Is the high yield rally sustainable?
The yield spread over Treasuries of the ICE BofA US corporate high yield index rose from 310 bp at end-December to a peak of 599 in early July. It has since retraced more than half of this move. Was the early July peak a major top, with a further decline in prospect? This seems unlikely, for several reasons.
First, the “financing gap” of non-financial corporations – the difference between capital spending and domestic retained earnings – is a long leading indicator of credit spreads and has widened significantly in recent quarters.
Chart1 shows an expanded measure of the gap including financing required for net equity purchases. This measure moved from a negative position (i.e. a surplus) in Q1 2021 to 4.3% of GDP in Q1 this year, reflecting a strong rise in capital spending – including on inventories – and a pick-up in equity buying.

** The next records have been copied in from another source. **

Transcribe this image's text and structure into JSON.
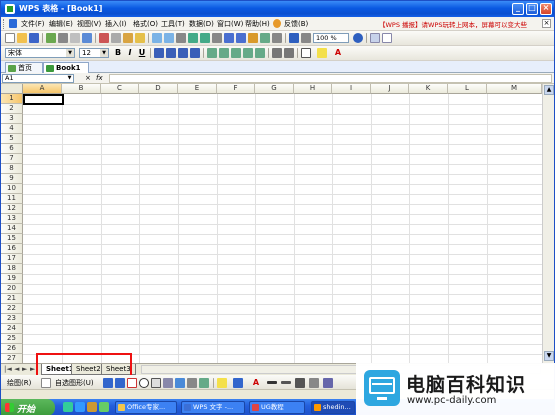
{
  "window": {
    "title": "WPS 表格 - [Book1]",
    "minimize": "_",
    "maximize": "□",
    "close": "×"
  },
  "menu": {
    "items": [
      "文件(F)",
      "编辑(E)",
      "视图(V)",
      "插入(I)",
      "格式(O)",
      "工具(T)",
      "数据(D)",
      "窗口(W)",
      "帮助(H)",
      "反馈(B)"
    ],
    "ad": "【WPS 播报】请WPS玩转上网本，屏幕可以变大些",
    "close": "×"
  },
  "toolbar": {
    "font_name": "宋体",
    "font_size": "12",
    "bold": "B",
    "italic": "I",
    "underline": "U",
    "zoom": "100 %",
    "font_color_letter": "A"
  },
  "doc_tabs": [
    {
      "label": "首页",
      "active": false
    },
    {
      "label": "Book1",
      "active": true
    }
  ],
  "formula_bar": {
    "name_box": "A1",
    "cancel": "×",
    "fx": "fx",
    "value": ""
  },
  "grid": {
    "columns": [
      "A",
      "B",
      "C",
      "D",
      "E",
      "F",
      "G",
      "H",
      "I",
      "J",
      "K",
      "L",
      "M"
    ],
    "rows": [
      "1",
      "2",
      "3",
      "4",
      "5",
      "6",
      "7",
      "8",
      "9",
      "10",
      "11",
      "12",
      "13",
      "14",
      "15",
      "16",
      "17",
      "18",
      "19",
      "20",
      "21",
      "22",
      "23",
      "24",
      "25",
      "26",
      "27"
    ],
    "active_cell": "A1"
  },
  "sheets": {
    "tabs": [
      "Sheet1",
      "Sheet2",
      "Sheet3"
    ],
    "active": "Sheet1",
    "nav": [
      "|◄",
      "◄",
      "►",
      "►|"
    ]
  },
  "draw_toolbar": {
    "draw_label": "绘图(R)",
    "autoshape_label": "自选图形(U)"
  },
  "taskbar": {
    "start": "开始",
    "tasks": [
      "Office专家...",
      "WPS 文字 -...",
      "UG教程",
      "shedin..."
    ]
  },
  "watermark": {
    "title": "电脑百科知识",
    "url": "www.pc-daily.com"
  },
  "colors": {
    "title_bar": "#0a59e2",
    "active_header": "#f6c56a",
    "red_highlight": "#e11111",
    "watermark_blue": "#2ea7e0"
  }
}
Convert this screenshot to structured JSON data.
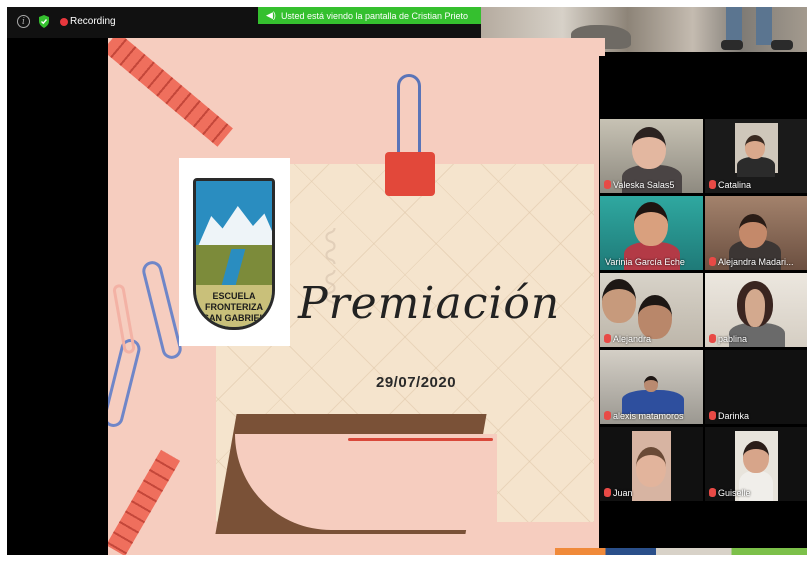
{
  "status": {
    "recording_label": "Recording"
  },
  "share_banner": {
    "text": "Usted está viendo la pantalla de Cristian Prieto"
  },
  "slide": {
    "logo_line1": "ESCUELA FRONTERIZA",
    "logo_line2": "SAN GABRIEL",
    "title": "Premiación",
    "date": "29/07/2020"
  },
  "participants": [
    {
      "name": "Valeska Salas5"
    },
    {
      "name": "Catalina"
    },
    {
      "name": "Varinia García Eche"
    },
    {
      "name": "Alejandra Madari..."
    },
    {
      "name": "Alejandra"
    },
    {
      "name": "pablina"
    },
    {
      "name": "alexis matamoros"
    },
    {
      "name": "Darinka"
    },
    {
      "name": "Juan"
    },
    {
      "name": "Guiselle"
    }
  ],
  "colors": {
    "share_banner": "#35c02f",
    "recording": "#e8373d",
    "active_speaker": "#e6e86a",
    "slide_bg": "#f6cdbf"
  }
}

The expanded financing gap rose above 4% of GDP in 1989, 1998, 2000, 2006 and 2019. The high yield spread subsequently increased to at least 850 bp. (The gap also exceeded 4% in Q4 2017 but was temporarily inflated that quarter by revenue shifting by corporations to take advantage of lower tax rates from 2018 – there was an offsetting surplus in Q1 2018.)
Secondly, the high yield spread correlates contemporaneously with the credit tightening balance in the Fed’s senior loan officer survey – chart 2. This rose sharply between April and July and special questions in the July survey suggest a further increase in H2 – see previous post for more details.

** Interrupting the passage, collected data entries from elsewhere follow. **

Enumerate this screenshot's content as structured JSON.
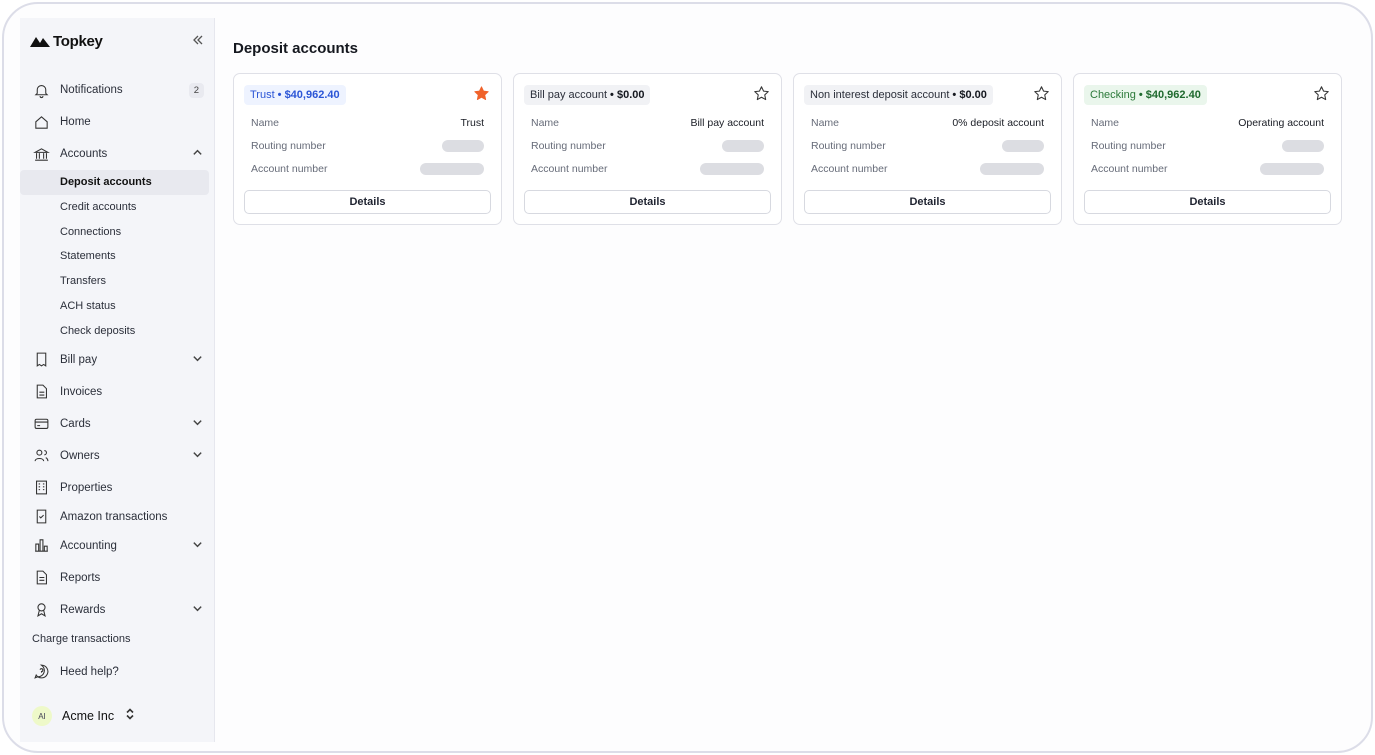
{
  "app": {
    "brand": "Topkey",
    "collapse_icon": "double-chevron-left-icon"
  },
  "sidebar": {
    "notifications": {
      "label": "Notifications",
      "count": "2"
    },
    "home": {
      "label": "Home"
    },
    "accounts": {
      "label": "Accounts",
      "children": [
        "Deposit accounts",
        "Credit accounts",
        "Connections",
        "Statements",
        "Transfers",
        "ACH status",
        "Check deposits"
      ],
      "active": "Deposit accounts"
    },
    "bill_pay": {
      "label": "Bill pay"
    },
    "invoices": {
      "label": "Invoices"
    },
    "cards": {
      "label": "Cards"
    },
    "owners": {
      "label": "Owners"
    },
    "properties": {
      "label": "Properties"
    },
    "amazon": {
      "label": "Amazon transactions"
    },
    "accounting": {
      "label": "Accounting"
    },
    "reports": {
      "label": "Reports"
    },
    "rewards": {
      "label": "Rewards"
    },
    "charge_transactions": {
      "label": "Charge transactions"
    },
    "help": {
      "label": "Heed help?"
    },
    "org": {
      "initials": "AI",
      "name": "Acme Inc"
    }
  },
  "main": {
    "title": "Deposit accounts",
    "field_labels": {
      "name": "Name",
      "routing": "Routing number",
      "account": "Account number"
    },
    "details_label": "Details",
    "cards": [
      {
        "type": "Trust",
        "amount": "$40,962.40",
        "name": "Trust",
        "style": "blue",
        "favorite": true
      },
      {
        "type": "Bill pay account",
        "amount": "$0.00",
        "name": "Bill pay account",
        "style": "gray",
        "favorite": false
      },
      {
        "type": "Non interest deposit account",
        "amount": "$0.00",
        "name": "0% deposit account",
        "style": "gray",
        "favorite": false
      },
      {
        "type": "Checking",
        "amount": "$40,962.40",
        "name": "Operating account",
        "style": "green",
        "favorite": false
      }
    ]
  },
  "colors": {
    "favorite_star": "#f0622a",
    "accent_blue": "#2b55d6",
    "accent_green": "#2c7a3a"
  }
}
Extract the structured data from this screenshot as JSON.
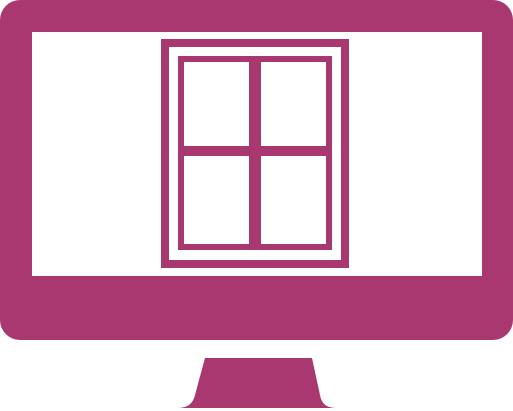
{
  "illustration": {
    "subject": "computer-monitor-with-window-icon",
    "colors": {
      "primary": "#aa3870",
      "screen": "#ffffff",
      "background": "#ffffff"
    },
    "icons": [
      "monitor-icon",
      "window-icon"
    ],
    "window_panes": 4
  }
}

Thirdly, the stockbuilding cycle is judged here to have entered a downswing that may – based on the average length of the cycle – extend into mid to late 2023. Historically, the high yield spread has usually peaked late in the downswing or even after the trough – chart 3. The 2011-12 downswing was an exception but the early surge in the spread on that occasion probably reflected credit market contagion from the Eurozone sovereign debt crisis.

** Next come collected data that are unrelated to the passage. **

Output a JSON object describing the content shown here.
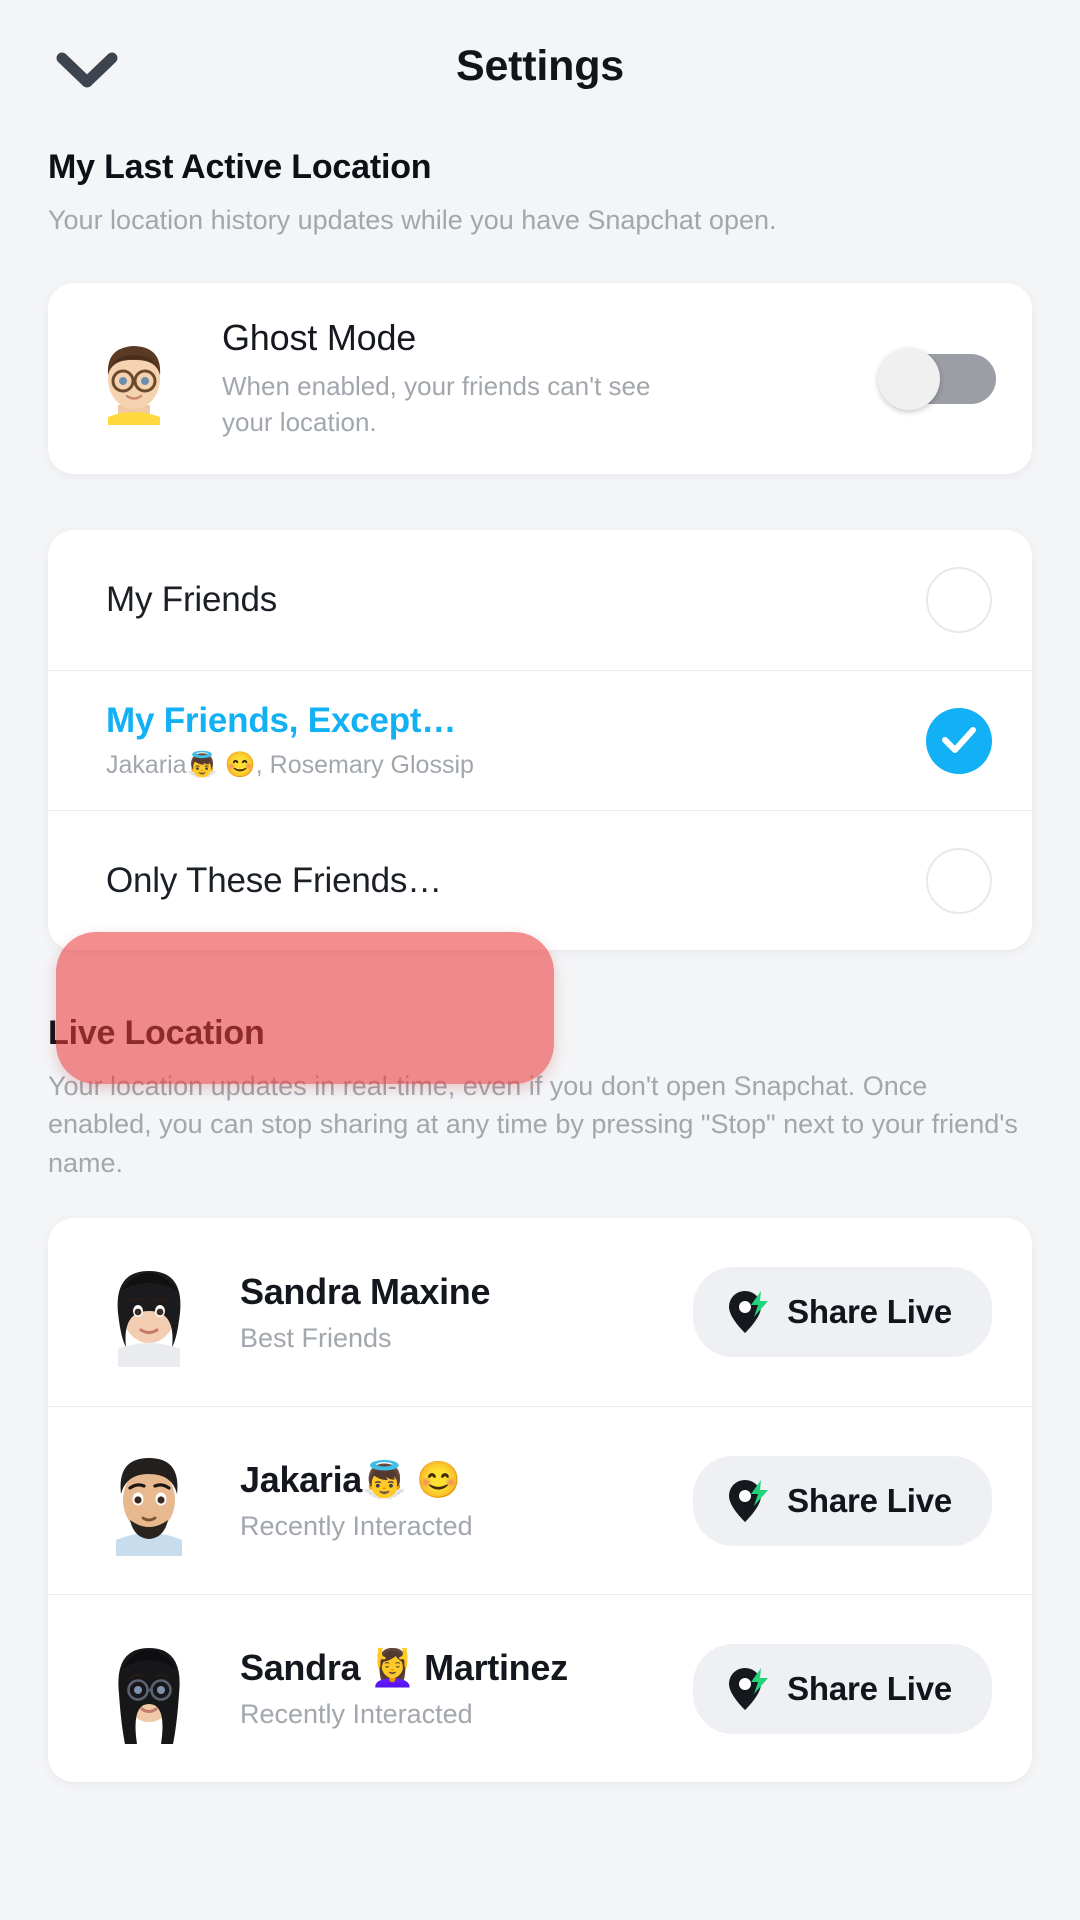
{
  "header": {
    "title": "Settings",
    "back_icon": "chevron-down-icon"
  },
  "sections": {
    "last_active": {
      "title": "My Last Active Location",
      "description": "Your location history updates while you have Snapchat open."
    },
    "live_location": {
      "title": "Live Location",
      "description": "Your location updates in real-time, even if you don't open Snapchat. Once enabled, you can stop sharing at any time by pressing \"Stop\" next to your friend's name."
    }
  },
  "ghost_mode": {
    "title": "Ghost Mode",
    "description": "When enabled, your friends can't see your location.",
    "toggle_state": "off",
    "avatar": "bitmoji-glasses-yellow-shirt"
  },
  "audience_options": [
    {
      "label": "My Friends",
      "subtitle": "",
      "selected": false
    },
    {
      "label": "My Friends, Except…",
      "subtitle": "Jakaria👼 😊, Rosemary Glossip",
      "selected": true
    },
    {
      "label": "Only These Friends…",
      "subtitle": "",
      "selected": false
    }
  ],
  "friends": [
    {
      "name": "Sandra Maxine",
      "status": "Best Friends",
      "action_label": "Share Live",
      "avatar": "bitmoji-black-bob-hair"
    },
    {
      "name": "Jakaria👼 😊",
      "status": "Recently Interacted",
      "action_label": "Share Live",
      "avatar": "bitmoji-beard-blue-shirt"
    },
    {
      "name": "Sandra 💆‍♀️ Martinez",
      "status": "Recently Interacted",
      "action_label": "Share Live",
      "avatar": "bitmoji-long-hair-glasses"
    }
  ],
  "annotation": {
    "type": "red-highlight-box",
    "targets": "Only These Friends…",
    "color": "#ea3c3c"
  },
  "colors": {
    "background": "#f4f5f7",
    "card": "#ffffff",
    "accent_blue": "#12b0f4",
    "muted_text": "#a2a7ae",
    "primary_text": "#14181e",
    "toggle_track_off": "#9b9ea4",
    "button_fill": "#eef0f3",
    "bolt_green": "#22d37a"
  }
}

Finally, the two measures of global “excess” money tracked here remain negative, a condition historically associated with a widening spread on average – table 1. The first measure – the gap between six-month real narrow money and industrial output momentum – may turn positive during H2 but the second measure – the deviation of 12-month real momentum from a moving average – will almost certainly remain negative. That combination has also been negative for credit historically.